The short answer to this question is that there certainly remains a need to improve the quality of the sequences in order to eliminate errors and false-positive results. Also, current sequencing methods give very little information about repetitive DNA regions which (are thought to) comprise over two-thirds of the human genome.
The long answer to this question requires understanding a key concept that has made human genome sequencing affordable, but not necessarily the genomes of other important organisms like crops, bacteria, and wildlife. This critically important concept is known as a “reference genome”. Almost all current, patient-driven human genome sequencing technologies rely on a reference genome in order to piece together the millions of tiny DNA fragments –termed “reads”— generated by a sequencing machine. The reference is, for all intents and purposes, the same single genome that was produced by the Human Genome Project in 2003 that took over a decade to compile and billions of dollars to generate. To put the utility of the reference genome into perspective, consider the analogy that piecing together a patient’s genome is much like putting together an expert-level puzzle of “Starry Night” that has no edges, some extra pieces thrown in, and a few different paint strokes from the original. Now consider assembling the same puzzle, but instead of being able to use an iconic painting as a reference, that all the pieces are blank. The latter takes much more brain power, more sophisticated planning, and time. The former represents the massive impact that the reference genome has made on reducing the time, costs, and ease of human genomics.
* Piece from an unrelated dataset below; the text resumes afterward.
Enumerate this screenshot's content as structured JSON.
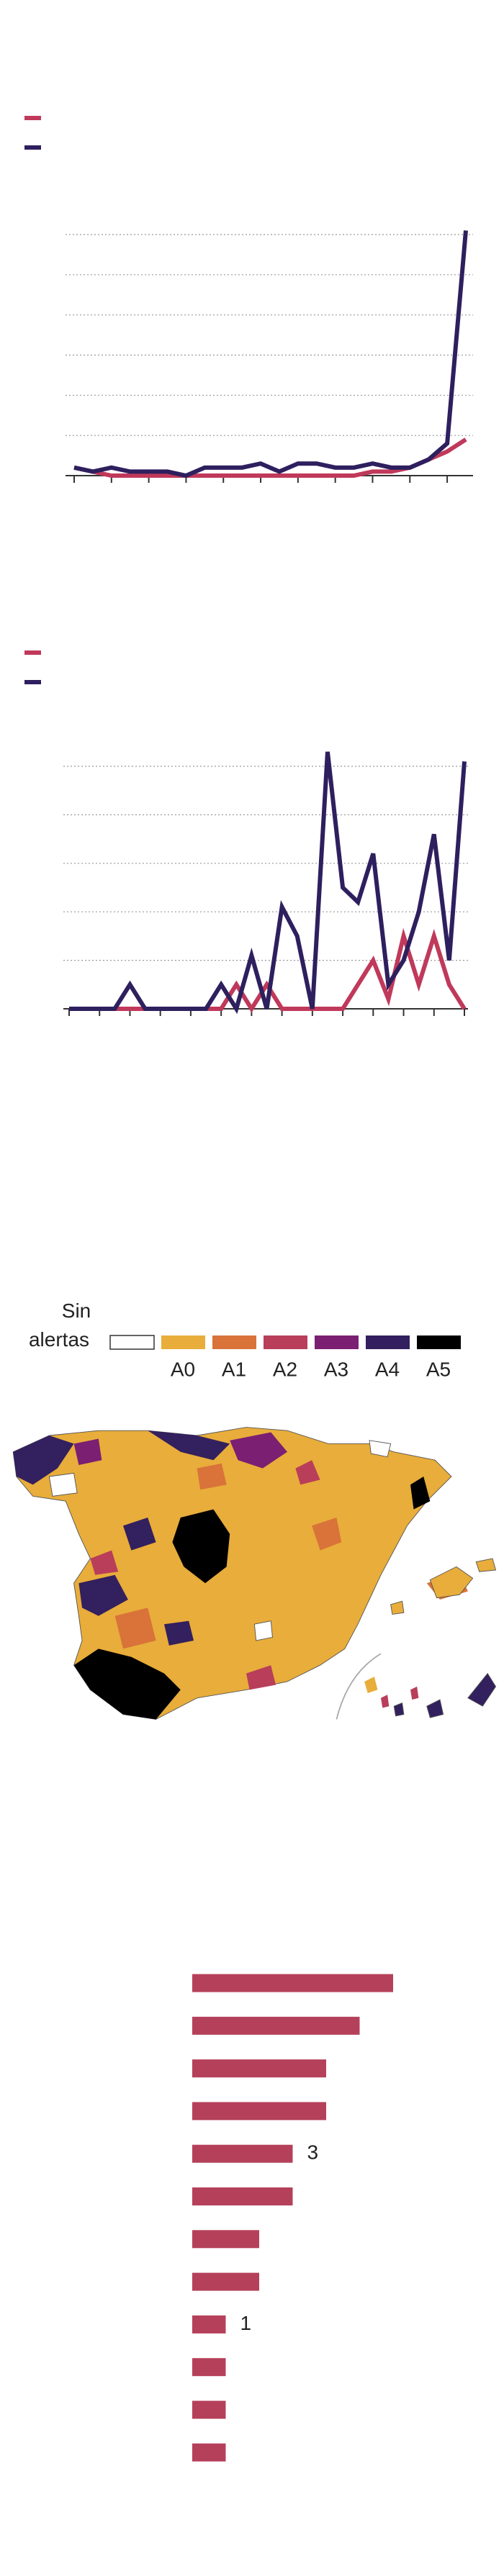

Even when comparing to the human reference genome, piecing reads together is non-trivial, computationally intensive, and error-prone. In fact, many of the major advances that have contributed to the rapidly decreasing cost of a human genome have been strictly computational and algorithmic improvements. The cost-effective sequencing technologies from major players (Life Technology’s IonTorrent and Illumina’s HiSeq), generate millions of very short reads very quickly and compile a complete sequence by comparing them to the reference, like looking at the picture on the front of a puzzle box.
Despite the major advances in sequencing human genomes, the genomes of most other organisms have remained a mystery because making reference genomes requires much longer reads which are more difficult and expensive to generate. Few people in the 90’s, for example, would have supported spending $1 per base to create a reference genome for the honey badger (despite its ability to face off with lions, survive rattlesnake bites, and be a generally ravenous and impressive animal).
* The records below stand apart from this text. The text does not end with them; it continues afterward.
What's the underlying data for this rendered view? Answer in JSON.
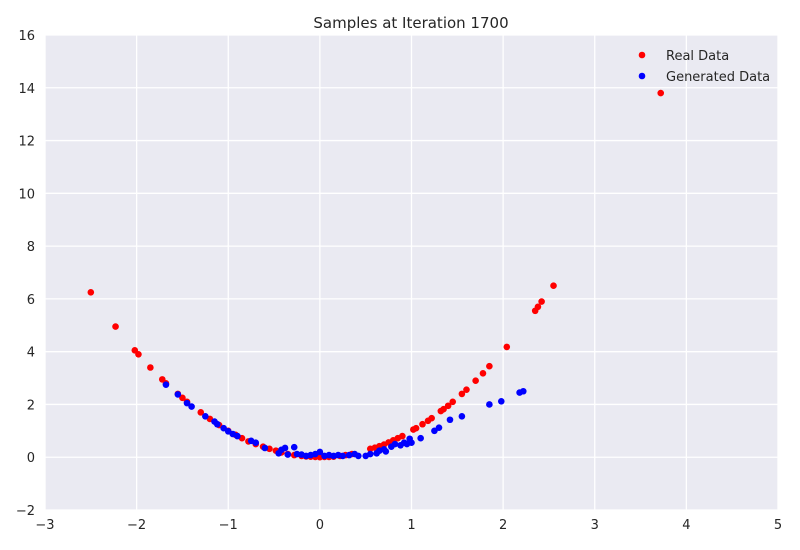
{
  "chart_data": {
    "type": "scatter",
    "title": "Samples at Iteration 1700",
    "xlabel": "",
    "ylabel": "",
    "xlim": [
      -3,
      5
    ],
    "ylim": [
      -2,
      16
    ],
    "x_ticks": [
      -3,
      -2,
      -1,
      0,
      1,
      2,
      3,
      4,
      5
    ],
    "x_tick_labels": [
      "−3",
      "−2",
      "−1",
      "0",
      "1",
      "2",
      "3",
      "4",
      "5"
    ],
    "y_ticks": [
      -2,
      0,
      2,
      4,
      6,
      8,
      10,
      12,
      14,
      16
    ],
    "y_tick_labels": [
      "−2",
      "0",
      "2",
      "4",
      "6",
      "8",
      "10",
      "12",
      "14",
      "16"
    ],
    "grid": true,
    "legend_position": "top-right",
    "series": [
      {
        "name": "Real Data",
        "color": "#ff0000",
        "points": [
          [
            -2.5,
            6.25
          ],
          [
            -2.23,
            4.95
          ],
          [
            -2.02,
            4.05
          ],
          [
            -1.98,
            3.9
          ],
          [
            -1.85,
            3.4
          ],
          [
            -1.72,
            2.95
          ],
          [
            -1.68,
            2.8
          ],
          [
            -1.55,
            2.4
          ],
          [
            -1.5,
            2.25
          ],
          [
            -1.45,
            2.1
          ],
          [
            -1.3,
            1.7
          ],
          [
            -1.2,
            1.45
          ],
          [
            -1.1,
            1.22
          ],
          [
            -1.0,
            1.0
          ],
          [
            -0.92,
            0.85
          ],
          [
            -0.85,
            0.72
          ],
          [
            -0.78,
            0.6
          ],
          [
            -0.7,
            0.5
          ],
          [
            -0.62,
            0.4
          ],
          [
            -0.55,
            0.32
          ],
          [
            -0.48,
            0.25
          ],
          [
            -0.42,
            0.18
          ],
          [
            -0.35,
            0.12
          ],
          [
            -0.28,
            0.08
          ],
          [
            -0.2,
            0.05
          ],
          [
            -0.15,
            0.03
          ],
          [
            -0.1,
            0.02
          ],
          [
            -0.05,
            0.01
          ],
          [
            0.0,
            0.0
          ],
          [
            0.05,
            0.01
          ],
          [
            0.1,
            0.01
          ],
          [
            0.15,
            0.02
          ],
          [
            0.22,
            0.05
          ],
          [
            0.28,
            0.08
          ],
          [
            0.35,
            0.12
          ],
          [
            0.55,
            0.32
          ],
          [
            0.6,
            0.36
          ],
          [
            0.65,
            0.42
          ],
          [
            0.7,
            0.48
          ],
          [
            0.75,
            0.56
          ],
          [
            0.8,
            0.64
          ],
          [
            0.85,
            0.72
          ],
          [
            0.9,
            0.8
          ],
          [
            1.02,
            1.05
          ],
          [
            1.05,
            1.1
          ],
          [
            1.12,
            1.25
          ],
          [
            1.18,
            1.38
          ],
          [
            1.22,
            1.48
          ],
          [
            1.32,
            1.75
          ],
          [
            1.35,
            1.82
          ],
          [
            1.4,
            1.95
          ],
          [
            1.45,
            2.1
          ],
          [
            1.55,
            2.4
          ],
          [
            1.6,
            2.56
          ],
          [
            1.7,
            2.9
          ],
          [
            1.78,
            3.18
          ],
          [
            1.85,
            3.45
          ],
          [
            2.04,
            4.18
          ],
          [
            2.35,
            5.55
          ],
          [
            2.38,
            5.7
          ],
          [
            2.42,
            5.9
          ],
          [
            2.55,
            6.5
          ],
          [
            3.72,
            13.8
          ]
        ]
      },
      {
        "name": "Generated Data",
        "color": "#0000ff",
        "points": [
          [
            -1.68,
            2.75
          ],
          [
            -1.55,
            2.38
          ],
          [
            -1.45,
            2.05
          ],
          [
            -1.4,
            1.92
          ],
          [
            -1.25,
            1.55
          ],
          [
            -1.15,
            1.35
          ],
          [
            -1.12,
            1.25
          ],
          [
            -1.05,
            1.1
          ],
          [
            -1.0,
            0.98
          ],
          [
            -0.95,
            0.88
          ],
          [
            -0.9,
            0.8
          ],
          [
            -0.75,
            0.62
          ],
          [
            -0.7,
            0.55
          ],
          [
            -0.6,
            0.35
          ],
          [
            -0.45,
            0.15
          ],
          [
            -0.42,
            0.28
          ],
          [
            -0.38,
            0.35
          ],
          [
            -0.35,
            0.1
          ],
          [
            -0.28,
            0.38
          ],
          [
            -0.25,
            0.12
          ],
          [
            -0.2,
            0.1
          ],
          [
            -0.15,
            0.05
          ],
          [
            -0.1,
            0.08
          ],
          [
            -0.05,
            0.12
          ],
          [
            0.0,
            0.2
          ],
          [
            0.05,
            0.05
          ],
          [
            0.1,
            0.08
          ],
          [
            0.15,
            0.05
          ],
          [
            0.2,
            0.08
          ],
          [
            0.25,
            0.05
          ],
          [
            0.32,
            0.08
          ],
          [
            0.38,
            0.12
          ],
          [
            0.42,
            0.05
          ],
          [
            0.5,
            0.05
          ],
          [
            0.55,
            0.12
          ],
          [
            0.62,
            0.15
          ],
          [
            0.65,
            0.25
          ],
          [
            0.7,
            0.3
          ],
          [
            0.72,
            0.22
          ],
          [
            0.78,
            0.4
          ],
          [
            0.82,
            0.5
          ],
          [
            0.88,
            0.45
          ],
          [
            0.92,
            0.55
          ],
          [
            0.95,
            0.5
          ],
          [
            0.98,
            0.7
          ],
          [
            1.0,
            0.55
          ],
          [
            1.1,
            0.72
          ],
          [
            1.25,
            1.0
          ],
          [
            1.3,
            1.12
          ],
          [
            1.42,
            1.42
          ],
          [
            1.55,
            1.55
          ],
          [
            1.85,
            2.0
          ],
          [
            1.98,
            2.12
          ],
          [
            2.18,
            2.45
          ],
          [
            2.22,
            2.5
          ]
        ]
      }
    ]
  }
}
Fortunately for honey badger enthusiasts, there have been many orthogonal advancements in technologies which can generate longer reads, and this weasel’s reference genome was assembled just this year as a part of the “10,000 Genomes Project”. As a result of these advancements, scientists have begun to sequence the genomes of populations of healthy microbes in the human gut, the globally important crop bread-wheat, bacterial pathogens in waste water, and plants and animals that can survive extreme weather including drought, frost, and high altitudes. These genetic discoveries will enable the development of future staple crops that can feed a growing global population. Further, technologies like Oxford Nanopore’s MinION, Pacific Biosciences’ real-time RS II, and BioNano Genomics have begun to focus the core of their business on generating new or de novo genome sequences which will advance similar causes.
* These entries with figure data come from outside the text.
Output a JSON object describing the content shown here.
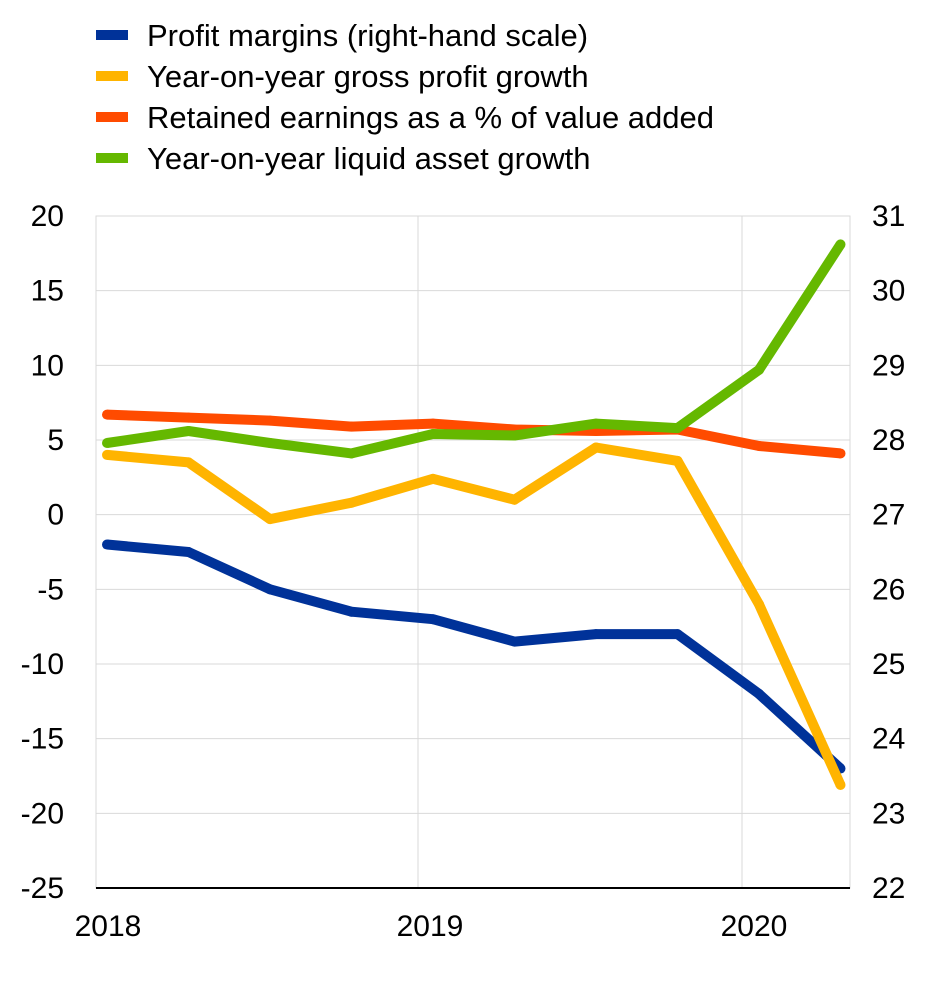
{
  "chart_data": {
    "type": "line",
    "title": "",
    "xlabel": "",
    "ylabel": "",
    "legend_position": "top-left",
    "grid": true,
    "x_ticks": [
      "2018",
      "2019",
      "2020"
    ],
    "x": [
      "2018-Q1",
      "2018-Q2",
      "2018-Q3",
      "2018-Q4",
      "2019-Q1",
      "2019-Q2",
      "2019-Q3",
      "2019-Q4",
      "2020-Q1",
      "2020-Q2"
    ],
    "xlim": [
      "2018-Q1",
      "2020-Q2"
    ],
    "ylim_left": [
      -25,
      20
    ],
    "y_ticks_left": [
      20,
      15,
      10,
      5,
      0,
      -5,
      -10,
      -15,
      -20,
      -25
    ],
    "ylim_right": [
      22,
      31
    ],
    "y_ticks_right": [
      31,
      30,
      29,
      28,
      27,
      26,
      25,
      24,
      23,
      22
    ],
    "series": [
      {
        "name": "Profit margins (right-hand scale)",
        "axis": "right",
        "color": "#003299",
        "values": [
          26.6,
          26.5,
          26.0,
          25.7,
          25.6,
          25.3,
          25.4,
          25.4,
          24.6,
          23.6
        ]
      },
      {
        "name": "Year-on-year gross profit growth",
        "axis": "left",
        "color": "#FFB400",
        "values": [
          4.0,
          3.5,
          -0.3,
          0.8,
          2.4,
          1.0,
          4.5,
          3.6,
          -6.0,
          -18.1
        ]
      },
      {
        "name": "Retained earnings as a % of value added",
        "axis": "left",
        "color": "#FF4B00",
        "values": [
          6.7,
          6.5,
          6.3,
          5.9,
          6.1,
          5.7,
          5.6,
          5.7,
          4.6,
          4.1
        ]
      },
      {
        "name": "Year-on-year liquid asset growth",
        "axis": "left",
        "color": "#65B800",
        "values": [
          4.8,
          5.6,
          4.8,
          4.1,
          5.4,
          5.3,
          6.1,
          5.8,
          9.7,
          18.1
        ]
      }
    ]
  }
}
For the future of human genomics, the major advancements to come relate to increasing efficiency, decreasing cost of devices, improving computation, and applying lessons learned to patients in the clinic. For the other ~8.7 million species on the planet, there are still huge improvements to be made related to whole genome assembly, as the quality of long reads still falls short of other next-generation counterparts. Regardless, the seemingly endless insights to be gained from sequencing new and diverse species will fuel the continued investment in groundbreaking sequencing technologies.